In the past week, my inbox and feeds have been overflowing with bulletins about new anti-ambush marketing legislation being passed by the UK, South Africa, New Zealand, Victoria (Australia). Canada did it a couple of years ago, so have countless more host countries and cities. These laws are created – at least in theory – to protect their upcoming major events. In reality, they are doing nothing more than posturing.
IP infringement is illegal and has been for longer than ambush marketing has existed. All anti-ambush legislation does is cast the net wider for IP infringement – adding a few dozen more words and phases that ambushers can’t use. Like, they can’t use “Games”, “2012”, the word “rings”, “London”, etc in combination. Not to put too fine a point on it, but big whoop.
Ambush marketing is not about deception. Okay, that’s not quite true. Strategic ambush marketing – the kind that works – is not about deception.

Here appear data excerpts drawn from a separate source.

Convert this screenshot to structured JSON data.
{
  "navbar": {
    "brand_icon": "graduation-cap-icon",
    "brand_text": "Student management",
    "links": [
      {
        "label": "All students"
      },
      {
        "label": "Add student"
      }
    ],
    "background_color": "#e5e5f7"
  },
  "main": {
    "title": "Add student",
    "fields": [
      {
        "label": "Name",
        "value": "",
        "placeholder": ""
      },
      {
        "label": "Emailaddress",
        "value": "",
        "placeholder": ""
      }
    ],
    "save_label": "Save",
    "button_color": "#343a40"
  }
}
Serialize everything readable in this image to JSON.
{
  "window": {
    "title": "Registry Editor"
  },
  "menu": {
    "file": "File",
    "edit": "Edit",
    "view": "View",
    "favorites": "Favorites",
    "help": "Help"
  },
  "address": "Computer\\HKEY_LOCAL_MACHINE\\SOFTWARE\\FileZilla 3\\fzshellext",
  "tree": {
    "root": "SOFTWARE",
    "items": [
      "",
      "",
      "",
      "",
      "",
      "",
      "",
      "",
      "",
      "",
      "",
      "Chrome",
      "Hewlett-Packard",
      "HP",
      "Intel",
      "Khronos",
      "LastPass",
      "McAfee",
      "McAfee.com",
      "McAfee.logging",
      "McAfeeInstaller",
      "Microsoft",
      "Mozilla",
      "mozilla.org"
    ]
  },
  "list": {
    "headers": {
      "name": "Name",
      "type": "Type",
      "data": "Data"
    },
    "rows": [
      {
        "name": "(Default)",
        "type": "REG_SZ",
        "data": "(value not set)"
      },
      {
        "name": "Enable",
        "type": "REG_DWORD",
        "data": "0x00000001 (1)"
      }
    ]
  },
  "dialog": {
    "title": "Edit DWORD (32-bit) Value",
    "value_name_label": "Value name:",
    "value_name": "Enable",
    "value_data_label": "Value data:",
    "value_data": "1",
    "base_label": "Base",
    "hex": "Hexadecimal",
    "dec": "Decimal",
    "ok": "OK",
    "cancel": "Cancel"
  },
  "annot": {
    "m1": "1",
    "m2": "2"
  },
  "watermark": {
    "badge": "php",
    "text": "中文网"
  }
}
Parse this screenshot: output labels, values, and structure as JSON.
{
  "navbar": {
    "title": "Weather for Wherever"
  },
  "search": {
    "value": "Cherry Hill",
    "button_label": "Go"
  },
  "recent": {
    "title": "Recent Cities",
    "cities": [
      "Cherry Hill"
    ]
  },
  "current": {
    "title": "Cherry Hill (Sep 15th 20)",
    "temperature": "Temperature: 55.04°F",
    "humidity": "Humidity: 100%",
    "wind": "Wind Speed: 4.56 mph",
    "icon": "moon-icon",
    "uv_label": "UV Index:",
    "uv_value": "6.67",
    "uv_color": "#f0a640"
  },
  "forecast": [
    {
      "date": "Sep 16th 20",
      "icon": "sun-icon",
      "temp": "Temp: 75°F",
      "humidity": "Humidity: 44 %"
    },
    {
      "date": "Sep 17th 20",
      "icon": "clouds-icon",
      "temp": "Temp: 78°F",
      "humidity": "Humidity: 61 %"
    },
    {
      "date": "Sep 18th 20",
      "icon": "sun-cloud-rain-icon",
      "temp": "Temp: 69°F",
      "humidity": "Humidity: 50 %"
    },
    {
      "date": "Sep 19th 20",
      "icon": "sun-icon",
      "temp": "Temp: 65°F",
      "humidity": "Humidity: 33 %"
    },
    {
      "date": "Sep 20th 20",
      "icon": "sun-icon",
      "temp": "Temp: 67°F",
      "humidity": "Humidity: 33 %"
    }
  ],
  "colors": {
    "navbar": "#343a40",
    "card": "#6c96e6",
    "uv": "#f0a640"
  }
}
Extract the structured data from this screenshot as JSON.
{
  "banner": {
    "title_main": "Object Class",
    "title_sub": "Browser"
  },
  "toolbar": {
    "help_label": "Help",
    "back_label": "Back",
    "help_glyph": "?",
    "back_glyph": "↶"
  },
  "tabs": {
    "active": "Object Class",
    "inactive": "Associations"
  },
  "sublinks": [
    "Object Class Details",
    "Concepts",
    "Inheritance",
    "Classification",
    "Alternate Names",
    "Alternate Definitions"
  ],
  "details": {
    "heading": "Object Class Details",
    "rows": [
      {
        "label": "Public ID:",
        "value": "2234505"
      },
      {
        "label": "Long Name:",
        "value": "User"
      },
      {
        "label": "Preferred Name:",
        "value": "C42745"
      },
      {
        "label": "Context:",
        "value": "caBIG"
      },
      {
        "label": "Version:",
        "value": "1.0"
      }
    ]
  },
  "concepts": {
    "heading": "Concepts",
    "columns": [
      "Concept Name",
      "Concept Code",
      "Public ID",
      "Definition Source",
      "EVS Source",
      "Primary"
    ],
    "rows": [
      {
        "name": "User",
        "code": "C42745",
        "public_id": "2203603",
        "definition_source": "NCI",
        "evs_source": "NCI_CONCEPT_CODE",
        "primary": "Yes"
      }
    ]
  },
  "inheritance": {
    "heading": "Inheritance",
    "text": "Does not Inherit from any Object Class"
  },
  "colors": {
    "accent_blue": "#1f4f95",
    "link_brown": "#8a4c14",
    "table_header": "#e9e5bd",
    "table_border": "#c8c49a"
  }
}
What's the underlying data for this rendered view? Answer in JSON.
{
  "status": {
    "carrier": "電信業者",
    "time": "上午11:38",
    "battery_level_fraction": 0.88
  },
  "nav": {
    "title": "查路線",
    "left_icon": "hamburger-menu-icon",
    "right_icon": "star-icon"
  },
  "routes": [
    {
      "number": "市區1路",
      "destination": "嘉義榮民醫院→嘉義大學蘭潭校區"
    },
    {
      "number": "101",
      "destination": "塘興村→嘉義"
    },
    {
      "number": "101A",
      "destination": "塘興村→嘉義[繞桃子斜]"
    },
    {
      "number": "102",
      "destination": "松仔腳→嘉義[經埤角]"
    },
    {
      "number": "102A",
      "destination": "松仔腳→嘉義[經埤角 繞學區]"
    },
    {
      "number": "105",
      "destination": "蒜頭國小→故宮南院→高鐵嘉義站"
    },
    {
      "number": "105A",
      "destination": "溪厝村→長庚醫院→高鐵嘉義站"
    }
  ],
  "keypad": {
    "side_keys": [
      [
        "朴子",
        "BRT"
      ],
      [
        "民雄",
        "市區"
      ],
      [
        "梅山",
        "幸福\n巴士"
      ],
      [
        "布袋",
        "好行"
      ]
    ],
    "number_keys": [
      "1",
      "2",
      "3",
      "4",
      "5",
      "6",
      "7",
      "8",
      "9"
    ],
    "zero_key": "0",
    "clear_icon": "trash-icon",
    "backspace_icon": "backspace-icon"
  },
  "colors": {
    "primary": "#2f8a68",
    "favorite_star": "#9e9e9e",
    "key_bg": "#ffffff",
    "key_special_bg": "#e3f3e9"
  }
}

Old-school, ego-driven ambush marketing is about deception, but all they really get is the opportunity to do a few high fives around the office, get no strategic result, and do no damage to the real sponsors.
Ambush marketing is also legal. It has always been legal and will continue to happen and flourish as long as events and sponsors rely on laws to protect them. Why? Because smart ambushers do not need anything that an event or law controls in order to achieve a powerful, multifaceted, strategic result.
Here’s the deal: Event organisers control the event itself, the promotion of the event, event assets, and the IP belonging to the event. They control some of the content, although if we’re talking about a number of teams and athletes, they have control over their own assets and IP and media also control some of the content. The upshot is, the event doesn’t really control very much.
On the other hand, we have the event experience, which is controlled by the people who make up an event’s target market. Their experience includes everything from the first moment of anticipation to the last faded memory and everything in between. I
t is the atmosphere, pride, patriotism, the dramas and triumphs, the opportunities and inconveniences. It’s newspapers and television and blogs and Facebook and Twitter. It’s the stories, the rumours, and the scandals. It’s the outrageous once-in-a-lifetime adventures with friends and the little moments that touch our hearts. It’s the feeling of I-was-there and the memories of exactly where you were when something amazing happened. “Do you believe in miracles?!” is a moment I will cherish to my grave.
Events don’t own any of that. We do – the people, the fans. The residents of host cities and the tourists do. You don’t have to attend an event to have an event experience. Event experiences happen in pubs and parks and living rooms and subway stations. They happen on computers and mobile phones and traffic jams.
The event experience isn’t owned by anyone, it is created by individuals. Making that experience better – amplifying the good stuff and lessening the bad stuff – is where strategic ambush lives and it doesn’t require any access to IP or the event at all for it to work.
So, how do we stop it? Sponsors need to forget all about the posturing politicians and all of the event dignitaries and their proclamations of “lines in the sand” and look after themselves. Sponsors need to leverage every event fully and creatively and with absolute focus on adding value to the total fan experience, not just “owning” the event. Strategy will save the day, and if the IOC, FIFA, the IRB, the ICC, and the rest of the quadrennial anagrams really want to protect their sponsors, they will spend less time drawing up legal briefs and more time educating their sponsors.
How to stop ambush marketing? Amazing, best practice leverage. Job done.